On the condition of some problems in linear algebra

Abstract

Classical condition numbers are normwise: they measure the size of both input perturbations and output errors using some norms. To take into account the relative of each data component, and, in particular, a possible data sparseness, componentwise condition numbers have been increasingly considered. These are mostly of two kinds: mixed and componentwise [21]. In Chapter 2, we give explicit expressions, computable from the data, for the mixed and componentwise condition numbers for the computation of the Moore-Penrose inverse as well as for the computation of solutions and residues of linear least squares problems. In both cases the data matrices have full column (row) rank. For several classes of structured rectangular matrices, we provide explicit expressions for both mixed and componentwise structured condition numbers in Chapter 3 and the structures we consider are upper triangular, Toeplitz, Hankel, Vandermonde, and Cauchy matrices. Such expressions for many other classes of matrices can be similarly derived.
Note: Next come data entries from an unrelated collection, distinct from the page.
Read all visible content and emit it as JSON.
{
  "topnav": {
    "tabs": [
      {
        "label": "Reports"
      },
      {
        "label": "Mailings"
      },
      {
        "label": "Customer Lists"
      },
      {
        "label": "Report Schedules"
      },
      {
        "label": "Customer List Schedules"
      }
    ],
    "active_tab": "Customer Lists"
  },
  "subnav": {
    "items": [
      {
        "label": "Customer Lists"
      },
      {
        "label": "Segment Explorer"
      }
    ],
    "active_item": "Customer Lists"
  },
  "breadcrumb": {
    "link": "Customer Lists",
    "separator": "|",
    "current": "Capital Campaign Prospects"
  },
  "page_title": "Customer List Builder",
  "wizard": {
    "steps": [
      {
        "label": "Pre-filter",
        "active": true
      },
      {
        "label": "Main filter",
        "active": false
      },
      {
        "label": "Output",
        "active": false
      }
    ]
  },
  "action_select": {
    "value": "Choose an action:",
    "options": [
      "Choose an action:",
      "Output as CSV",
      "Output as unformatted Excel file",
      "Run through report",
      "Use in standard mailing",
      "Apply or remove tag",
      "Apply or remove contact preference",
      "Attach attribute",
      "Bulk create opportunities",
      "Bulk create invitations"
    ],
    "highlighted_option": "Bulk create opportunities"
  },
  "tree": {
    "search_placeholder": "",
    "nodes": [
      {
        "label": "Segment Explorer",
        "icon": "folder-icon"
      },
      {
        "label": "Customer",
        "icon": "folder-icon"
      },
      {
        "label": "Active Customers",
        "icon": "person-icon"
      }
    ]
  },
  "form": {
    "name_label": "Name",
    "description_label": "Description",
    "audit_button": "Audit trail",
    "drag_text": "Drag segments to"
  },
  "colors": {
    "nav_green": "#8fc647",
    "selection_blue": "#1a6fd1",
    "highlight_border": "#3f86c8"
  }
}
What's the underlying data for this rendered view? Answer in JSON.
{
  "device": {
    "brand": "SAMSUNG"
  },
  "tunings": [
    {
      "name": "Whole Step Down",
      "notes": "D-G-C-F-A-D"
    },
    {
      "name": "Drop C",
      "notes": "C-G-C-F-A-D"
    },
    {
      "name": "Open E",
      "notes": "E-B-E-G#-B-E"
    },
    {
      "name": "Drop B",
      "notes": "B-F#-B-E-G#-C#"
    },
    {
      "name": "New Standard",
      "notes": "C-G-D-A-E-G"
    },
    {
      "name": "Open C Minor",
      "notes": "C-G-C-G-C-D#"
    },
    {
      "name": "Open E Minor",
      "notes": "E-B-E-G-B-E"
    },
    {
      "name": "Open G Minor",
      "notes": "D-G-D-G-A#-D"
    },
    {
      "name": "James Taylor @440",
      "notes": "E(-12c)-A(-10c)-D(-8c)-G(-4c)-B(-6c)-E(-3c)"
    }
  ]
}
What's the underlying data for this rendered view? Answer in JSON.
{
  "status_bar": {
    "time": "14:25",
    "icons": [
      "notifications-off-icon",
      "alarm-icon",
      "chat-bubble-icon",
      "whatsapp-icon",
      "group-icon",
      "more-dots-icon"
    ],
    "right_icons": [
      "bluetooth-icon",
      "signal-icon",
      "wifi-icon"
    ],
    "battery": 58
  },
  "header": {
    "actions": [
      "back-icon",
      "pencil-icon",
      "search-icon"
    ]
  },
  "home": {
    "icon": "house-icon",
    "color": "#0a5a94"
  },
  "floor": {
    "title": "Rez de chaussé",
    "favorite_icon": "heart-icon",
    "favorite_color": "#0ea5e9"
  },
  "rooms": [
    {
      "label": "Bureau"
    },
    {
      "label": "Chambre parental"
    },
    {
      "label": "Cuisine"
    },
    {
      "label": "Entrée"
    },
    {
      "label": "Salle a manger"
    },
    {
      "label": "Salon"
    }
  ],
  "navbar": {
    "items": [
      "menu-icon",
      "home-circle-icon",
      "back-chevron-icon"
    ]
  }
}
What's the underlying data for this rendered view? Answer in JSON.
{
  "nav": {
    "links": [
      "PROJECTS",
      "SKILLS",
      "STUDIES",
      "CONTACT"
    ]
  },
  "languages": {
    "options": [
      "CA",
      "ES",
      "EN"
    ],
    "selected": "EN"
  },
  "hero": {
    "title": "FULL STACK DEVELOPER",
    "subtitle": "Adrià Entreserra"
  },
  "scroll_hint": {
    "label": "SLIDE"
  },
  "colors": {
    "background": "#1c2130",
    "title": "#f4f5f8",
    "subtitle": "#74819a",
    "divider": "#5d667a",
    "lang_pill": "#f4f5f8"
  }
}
In Chapter 4, we give explicit expressions for the mixed condition number for eigenvalue problems with structured matrices. We will consider only linear structures and show a general result from which expressions for the condition numbers follow. We obtain explicit expressions for the following structures: symmetric, Hermitian, skewsymmetric, skewhermitian, Toeplitz, and Hankel. Details for other linear structures should follow in a straightforward manner from our general result. In Chapter 5 we do a smoothed analysis —in the sense of [15, 45]— of the condition number for the Moore-Penrose inverse. Usual average analysis follows in a trivial manner as follow similar analyses for the condition number of the polar factorization.